# FS/FF - Making room, decos and gravel



## O.C.D Fishies (Apr 21, 2010)

Everything is obo as I have no idea how to price things. Pm me what you think is fair.

Decoration for fish to hide in $10 obo









Gang valve $3









Carribean Sea blue gravel free









Decoration rocks $5 for all 









Light blue gravel free


----------



## BossRoss (Jun 17, 2010)

how much for the can of club soda? (free bump


----------



## pisces (Apr 22, 2010)

i want get 
Lee's 5 way breeder $5


----------



## O.C.D Fishies (Apr 21, 2010)

For you Boss $100/can


BossRoss said:


> how much for the can of club soda? (free bump


Message sent 


pisces said:


> i want get
> Lee's 5 way breeder $5


----------



## O.C.D Fishies (Apr 21, 2010)

Lee's 5 way breeder sold


----------



## O.C.D Fishies (Apr 21, 2010)

Bump some prices changed to free


----------



## O.C.D Fishies (Apr 21, 2010)

Bump to the top


----------



## teija (Sep 30, 2010)

That blue gravel would look fab in my blue betta tank! Just how far into Vancouver are you located? 

Bump for some nice deals!


----------



## O.C.D Fishies (Apr 21, 2010)

Trade you for your 40 gallon lol. Which blue one?? I am on clark and broadway. I could let you know too if I go out that way.
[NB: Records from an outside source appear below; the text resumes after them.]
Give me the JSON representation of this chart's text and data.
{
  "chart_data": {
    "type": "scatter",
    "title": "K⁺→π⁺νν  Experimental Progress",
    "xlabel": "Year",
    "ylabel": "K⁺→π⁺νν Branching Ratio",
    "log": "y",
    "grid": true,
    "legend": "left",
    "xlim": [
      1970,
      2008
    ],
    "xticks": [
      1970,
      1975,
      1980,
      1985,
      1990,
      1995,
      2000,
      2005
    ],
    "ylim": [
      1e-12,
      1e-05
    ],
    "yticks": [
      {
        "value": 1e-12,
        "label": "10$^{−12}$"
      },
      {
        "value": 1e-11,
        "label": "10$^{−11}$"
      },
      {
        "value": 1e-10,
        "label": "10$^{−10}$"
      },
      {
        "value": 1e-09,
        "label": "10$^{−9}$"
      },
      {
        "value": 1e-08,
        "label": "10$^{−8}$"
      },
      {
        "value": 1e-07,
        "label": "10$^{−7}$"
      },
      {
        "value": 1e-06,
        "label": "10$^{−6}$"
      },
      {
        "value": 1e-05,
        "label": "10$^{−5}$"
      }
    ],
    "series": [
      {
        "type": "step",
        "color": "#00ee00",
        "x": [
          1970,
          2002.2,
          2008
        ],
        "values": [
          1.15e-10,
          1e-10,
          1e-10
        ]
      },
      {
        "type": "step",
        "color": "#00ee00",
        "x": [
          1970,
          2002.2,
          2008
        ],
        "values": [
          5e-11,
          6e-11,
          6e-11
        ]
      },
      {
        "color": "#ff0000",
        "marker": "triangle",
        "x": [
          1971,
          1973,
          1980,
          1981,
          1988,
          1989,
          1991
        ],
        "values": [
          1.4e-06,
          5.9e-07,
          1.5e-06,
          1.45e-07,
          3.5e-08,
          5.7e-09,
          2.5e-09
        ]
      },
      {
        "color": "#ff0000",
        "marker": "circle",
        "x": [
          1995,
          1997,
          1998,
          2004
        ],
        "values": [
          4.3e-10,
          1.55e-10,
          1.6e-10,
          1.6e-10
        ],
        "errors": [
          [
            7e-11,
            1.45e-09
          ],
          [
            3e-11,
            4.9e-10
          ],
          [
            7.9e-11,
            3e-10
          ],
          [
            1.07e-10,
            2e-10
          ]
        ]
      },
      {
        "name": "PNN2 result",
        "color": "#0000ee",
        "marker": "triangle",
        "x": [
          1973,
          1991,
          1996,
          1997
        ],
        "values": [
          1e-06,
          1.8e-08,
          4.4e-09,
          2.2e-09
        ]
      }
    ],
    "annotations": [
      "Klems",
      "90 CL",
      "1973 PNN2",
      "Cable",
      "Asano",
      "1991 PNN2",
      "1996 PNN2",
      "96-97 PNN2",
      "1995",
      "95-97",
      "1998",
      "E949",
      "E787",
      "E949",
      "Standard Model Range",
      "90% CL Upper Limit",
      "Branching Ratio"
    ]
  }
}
Will be going to J & L on friday.


----------



## pisces (Apr 22, 2010)

do still have light blue Gravel ? i am looking fews lb,,, thks


----------



## O.C.D Fishies (Apr 21, 2010)

Yah I still have it


----------



## Aquaman (Apr 21, 2010)

pisces said:


> do still have light blue Gravel ? i am looking fews lb,,, thks





O.C.D Fishies said:


> Yah I still have it


 LOL you Two ...its 3:30 in the morning ....no fish addicts here .
Nothing says " I LOVE this place" More than that 

So ummm you guys up yet ...LOL


----------



## O.C.D Fishies (Apr 21, 2010)

everything available still but closing thread


----------